= Antoon Leenaars =

Canadian psychologist

Antoon A. Leenaars (born 1951) is a Canadian clinical and forensic psychologist practicing in Windsor, Ontario. He is known for his research on suicide.

==Career==
Leenaars wrote a book about suicide in the military, which he has called a growing problem. He has also dismissed the claim, often made by Canadian politicians, that the country's military has a lower suicide rate than the general population, a claim he describes as "whitewashing". Subsequent research by the Canadian Forces themselves supported Leenaars' claim.

In April 2016, "Key Findings from 2013 Canadian Forces Mental Health Survey" was published in a peer-reviewed journal, The Canadian Journal of Psychiatry. Not only suicide, but suicidal attempts, and suicidal ideation were found to be high (above the general population), as were PTSD, anxiety, depression, and other costs of service.

After Kelly Johnson, a police officer from London, Ontario, shot and killed a retiree and then killed herself, London's police department hired Leenaars to investigate the homicide-suicide, and he subsequently wrote a book about suicide and murder-suicide among police. The book, Suicide and Homicide-Suicide Among Police, was published in 2010.

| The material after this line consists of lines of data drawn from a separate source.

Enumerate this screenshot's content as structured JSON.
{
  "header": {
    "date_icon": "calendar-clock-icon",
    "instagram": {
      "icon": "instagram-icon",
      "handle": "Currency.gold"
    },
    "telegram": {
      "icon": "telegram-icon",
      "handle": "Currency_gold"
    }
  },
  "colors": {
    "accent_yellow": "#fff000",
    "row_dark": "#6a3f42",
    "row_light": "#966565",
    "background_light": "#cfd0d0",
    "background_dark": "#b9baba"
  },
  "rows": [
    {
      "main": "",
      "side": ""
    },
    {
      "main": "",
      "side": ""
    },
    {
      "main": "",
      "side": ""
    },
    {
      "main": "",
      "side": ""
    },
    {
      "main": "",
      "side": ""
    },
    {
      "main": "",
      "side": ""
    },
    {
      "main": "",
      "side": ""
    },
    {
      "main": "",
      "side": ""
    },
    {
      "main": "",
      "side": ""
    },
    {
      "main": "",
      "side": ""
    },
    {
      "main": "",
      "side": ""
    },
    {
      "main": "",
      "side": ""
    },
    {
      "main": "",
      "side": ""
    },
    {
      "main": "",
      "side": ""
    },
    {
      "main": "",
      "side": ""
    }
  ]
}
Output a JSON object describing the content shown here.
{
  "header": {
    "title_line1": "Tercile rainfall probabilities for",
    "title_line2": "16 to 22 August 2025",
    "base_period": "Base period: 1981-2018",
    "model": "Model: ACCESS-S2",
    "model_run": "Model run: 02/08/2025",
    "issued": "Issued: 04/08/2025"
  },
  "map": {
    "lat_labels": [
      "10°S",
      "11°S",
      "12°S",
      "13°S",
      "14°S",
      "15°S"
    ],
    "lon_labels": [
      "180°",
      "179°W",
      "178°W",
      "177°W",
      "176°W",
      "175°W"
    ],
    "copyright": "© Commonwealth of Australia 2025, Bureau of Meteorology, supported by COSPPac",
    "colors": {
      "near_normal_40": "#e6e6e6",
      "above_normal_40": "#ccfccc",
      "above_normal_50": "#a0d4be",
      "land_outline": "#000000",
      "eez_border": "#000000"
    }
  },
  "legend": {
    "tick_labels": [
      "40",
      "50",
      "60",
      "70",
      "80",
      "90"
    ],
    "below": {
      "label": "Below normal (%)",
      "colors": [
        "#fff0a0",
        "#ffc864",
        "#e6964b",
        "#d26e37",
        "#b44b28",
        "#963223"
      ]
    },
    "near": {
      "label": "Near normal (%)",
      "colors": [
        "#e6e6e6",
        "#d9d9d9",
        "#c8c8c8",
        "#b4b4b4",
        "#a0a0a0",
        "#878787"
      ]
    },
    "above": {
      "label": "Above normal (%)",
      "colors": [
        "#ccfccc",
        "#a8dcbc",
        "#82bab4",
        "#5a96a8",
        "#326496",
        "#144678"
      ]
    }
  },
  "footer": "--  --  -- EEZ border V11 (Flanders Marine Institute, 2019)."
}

Leenaars has continued his work in suicide prevention among police and other high risk groups (e.g., military personnel, Indigenous populations); he was among four experts invited to the critical issues in policing series "An Occupational Risk: What every police agency should do to prevent suicide among its officers", hosted by the NYPD-HQ and Police Executive Research Forum.

His most recent book on death scene investigations), whether a death is natural, accident, suicide or homicide (NASH), is entitled The Psychological Autopsy (2017).

==Honors, awards, and positions==
Leenaars is the former president of the Canadian Association for Suicide Prevention (CASP) and the American Association of Suicidology (AAS) (of which he is the only non-American to be president). He was the founding editor-in-chief of the peer-reviewed journal Archives of Suicide Research. He has received, among other awards, the International Association for Suicide Prevention's Stengel Award, CASP's Research Award, and AAS's Shneidman Award.